Se siamo consapevoli di tutto ciò possiamo renderci conto agevolmente come il lavoro a distanza e la didattica a distanza abbiano comunque consentito il dialogo, il mantenere una relazione lavorativa, scientifica, didattica o interpersonale, “annullando”, per il tramite della tecnologia, la distanza fisica.
A una riflessione più attenta, poter operare a distanza, almeno nella didattica universitaria, si è rivelato, forse inaspettatamente, una dinamica democratica e inclusiva. Molti studenti, durante la pandemia, hanno rivelato che proprio la modalità a distanza ha permesso loro di non interrompere il corso di studi, altri hanno dichiarato che l’abbattimento dei tempi e dei costi per raggiungere la sede universitaria ha facilitato la frequenza delle lezioni; gli studenti con disabilità motoria hanno talvolta vissuto con sollievo il non doversi recare tutti i giorni in università; quelli con disturbi specifici dell’apprendimento hanno riferito un miglioramento nell’apprendimento grazie ai materiali didattici caricati su piattaforma e-learning alla possibilità di ascoltare più volte le lezioni registrate dal docente.
Certo, è mancata la prossimità fisica, il vedersi in carne e ossa, la possibilità di relazionarsi negli spazi comuni e nell’intervallo tra le lezioni, l’abitare spazi condivisi, aule, chiostri, caffetteria, è mancato il dialogo informale in cui il non verbale predomina sulle parole.

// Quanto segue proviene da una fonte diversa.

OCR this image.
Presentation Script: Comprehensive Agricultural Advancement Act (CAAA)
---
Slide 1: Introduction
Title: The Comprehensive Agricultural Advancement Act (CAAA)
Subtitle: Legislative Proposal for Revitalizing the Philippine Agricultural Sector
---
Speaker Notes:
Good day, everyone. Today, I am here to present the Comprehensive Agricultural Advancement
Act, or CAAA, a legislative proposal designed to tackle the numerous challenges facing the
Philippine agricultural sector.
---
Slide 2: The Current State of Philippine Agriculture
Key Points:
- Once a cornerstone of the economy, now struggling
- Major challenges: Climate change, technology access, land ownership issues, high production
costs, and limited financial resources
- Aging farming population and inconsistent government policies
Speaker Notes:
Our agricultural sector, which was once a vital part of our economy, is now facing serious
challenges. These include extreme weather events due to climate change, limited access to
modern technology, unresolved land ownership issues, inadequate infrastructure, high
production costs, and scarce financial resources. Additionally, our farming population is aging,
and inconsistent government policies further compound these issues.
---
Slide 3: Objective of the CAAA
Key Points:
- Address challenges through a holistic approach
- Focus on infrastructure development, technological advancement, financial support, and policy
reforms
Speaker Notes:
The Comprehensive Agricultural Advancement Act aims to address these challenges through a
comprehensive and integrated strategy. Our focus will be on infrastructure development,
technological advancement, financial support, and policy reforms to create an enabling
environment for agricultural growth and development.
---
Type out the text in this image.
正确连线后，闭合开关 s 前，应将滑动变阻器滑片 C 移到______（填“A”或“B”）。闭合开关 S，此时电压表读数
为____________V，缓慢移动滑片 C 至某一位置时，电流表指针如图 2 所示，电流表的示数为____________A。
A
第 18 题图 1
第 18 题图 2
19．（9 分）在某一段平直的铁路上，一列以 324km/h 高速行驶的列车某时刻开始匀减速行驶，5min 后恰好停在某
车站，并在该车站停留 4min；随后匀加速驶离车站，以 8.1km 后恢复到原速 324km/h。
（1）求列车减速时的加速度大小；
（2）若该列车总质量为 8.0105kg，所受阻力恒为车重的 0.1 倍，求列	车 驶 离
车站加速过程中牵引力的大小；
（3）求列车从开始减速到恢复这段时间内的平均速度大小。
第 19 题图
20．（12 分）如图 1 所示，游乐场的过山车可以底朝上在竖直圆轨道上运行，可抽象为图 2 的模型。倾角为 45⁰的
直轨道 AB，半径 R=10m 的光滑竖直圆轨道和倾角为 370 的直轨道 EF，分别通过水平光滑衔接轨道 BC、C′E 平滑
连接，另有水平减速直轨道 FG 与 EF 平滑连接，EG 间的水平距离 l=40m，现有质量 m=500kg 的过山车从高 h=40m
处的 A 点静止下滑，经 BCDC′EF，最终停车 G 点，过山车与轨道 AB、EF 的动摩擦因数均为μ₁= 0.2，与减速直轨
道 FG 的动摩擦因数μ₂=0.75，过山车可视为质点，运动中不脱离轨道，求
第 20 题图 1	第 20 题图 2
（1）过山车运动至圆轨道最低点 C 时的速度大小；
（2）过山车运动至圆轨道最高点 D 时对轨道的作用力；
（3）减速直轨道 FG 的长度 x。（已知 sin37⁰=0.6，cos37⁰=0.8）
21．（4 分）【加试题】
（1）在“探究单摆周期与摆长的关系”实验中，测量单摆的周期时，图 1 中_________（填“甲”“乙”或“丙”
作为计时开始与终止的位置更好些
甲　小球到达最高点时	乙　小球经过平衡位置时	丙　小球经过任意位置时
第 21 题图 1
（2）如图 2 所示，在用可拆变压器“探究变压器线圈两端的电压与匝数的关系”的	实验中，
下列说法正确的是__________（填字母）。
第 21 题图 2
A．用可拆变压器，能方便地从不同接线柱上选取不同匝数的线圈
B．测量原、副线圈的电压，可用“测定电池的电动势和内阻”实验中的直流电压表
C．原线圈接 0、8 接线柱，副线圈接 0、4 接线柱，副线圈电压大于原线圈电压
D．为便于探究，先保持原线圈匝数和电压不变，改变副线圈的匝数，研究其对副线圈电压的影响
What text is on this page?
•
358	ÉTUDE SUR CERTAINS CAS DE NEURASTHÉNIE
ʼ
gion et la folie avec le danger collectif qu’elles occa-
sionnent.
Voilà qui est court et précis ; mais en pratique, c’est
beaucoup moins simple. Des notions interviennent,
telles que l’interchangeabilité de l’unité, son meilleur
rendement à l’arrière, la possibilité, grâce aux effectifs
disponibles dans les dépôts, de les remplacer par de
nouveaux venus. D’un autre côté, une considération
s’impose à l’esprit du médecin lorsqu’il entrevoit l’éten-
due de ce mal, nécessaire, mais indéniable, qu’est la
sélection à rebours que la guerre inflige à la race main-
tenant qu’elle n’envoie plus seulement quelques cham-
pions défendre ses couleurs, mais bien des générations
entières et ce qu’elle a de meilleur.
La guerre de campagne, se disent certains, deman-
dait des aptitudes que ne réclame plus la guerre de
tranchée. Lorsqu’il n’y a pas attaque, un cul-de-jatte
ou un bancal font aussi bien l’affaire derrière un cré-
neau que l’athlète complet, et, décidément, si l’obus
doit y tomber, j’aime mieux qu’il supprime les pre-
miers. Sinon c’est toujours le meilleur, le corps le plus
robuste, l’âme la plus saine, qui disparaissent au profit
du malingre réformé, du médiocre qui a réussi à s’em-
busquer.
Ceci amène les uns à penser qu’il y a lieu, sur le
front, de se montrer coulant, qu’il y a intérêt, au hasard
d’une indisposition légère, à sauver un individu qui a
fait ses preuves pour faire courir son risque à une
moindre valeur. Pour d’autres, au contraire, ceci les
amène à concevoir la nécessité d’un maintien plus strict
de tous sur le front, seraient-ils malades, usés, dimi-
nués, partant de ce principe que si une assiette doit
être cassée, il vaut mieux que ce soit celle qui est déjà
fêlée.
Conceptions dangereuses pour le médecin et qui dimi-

Nonostante ciò, sono convinta che operare a distanza ci abbia permesso di continuare a vivere, il che vuol dire a lavorare, a studiare, a fare progetti, a partecipare ad eventi; in sintesi, ha consentito di riappropriarci di quelle dinamiche interpersonali e sociali che sono trama e ordito nel nostro tessuto relazionale che altrimenti ci sarebbero state negate.
La distanza, allora, può essere guardata con occhi diversi.
Ne sono diventata consapevole dialogando con gli studenti del corso di Giustizia riparativa all’Università degli Studi dell’Insubria, quando abbiamo progettato dei circle time in presenza, sia a scopo didattico (per sperimentare come si facilita il dialogo), sia per vivere insieme uno spazio di parola e di ascolto volto a condividere motivazioni, vissuti o mondi simbolici. Gli studenti impossibilitati a partecipare in presenza hanno espresso il desiderio di ritrovarsi in un apposito circle creato per loro a distanza, quasi reclamandone il “diritto”. Da questa richiesta, da me ovviamente accolta, trapelava il desiderio di essere partecipi, di sperimentare comunque uno spazio di ascolto e dialogo per sentirsi comunque in relazione.
Ho capito che lavorare a distanza può davvero rappresentare una modalità accogliente e inclusiva. E che, alla fine, non sono la distanza o la presenza a fare la differenza: lo è la nostra capacità di costruire relazioni e di abitare spazi di dialogo e incontro, non importa se fisici o virtuali.
Distanza e presenza sono una coppia di opposti più apparente che reale. Prendere posizione a favore dell’una o dell’altra modalità di lavorare o di fare didattica è talvolta puramente ideologico. La vera questione è capire come promuovere l’essere in relazione, come ascoltarsi e parlarsi, come incontrarsi “vedendosi” davvero. Senza contare che modulare saggiamente le leve della distanza aiuta in modo concreto la sostenibilità, che non è solo ambientale, o prevalentemente ambientale, ma, anche etica, democratica e relazionale.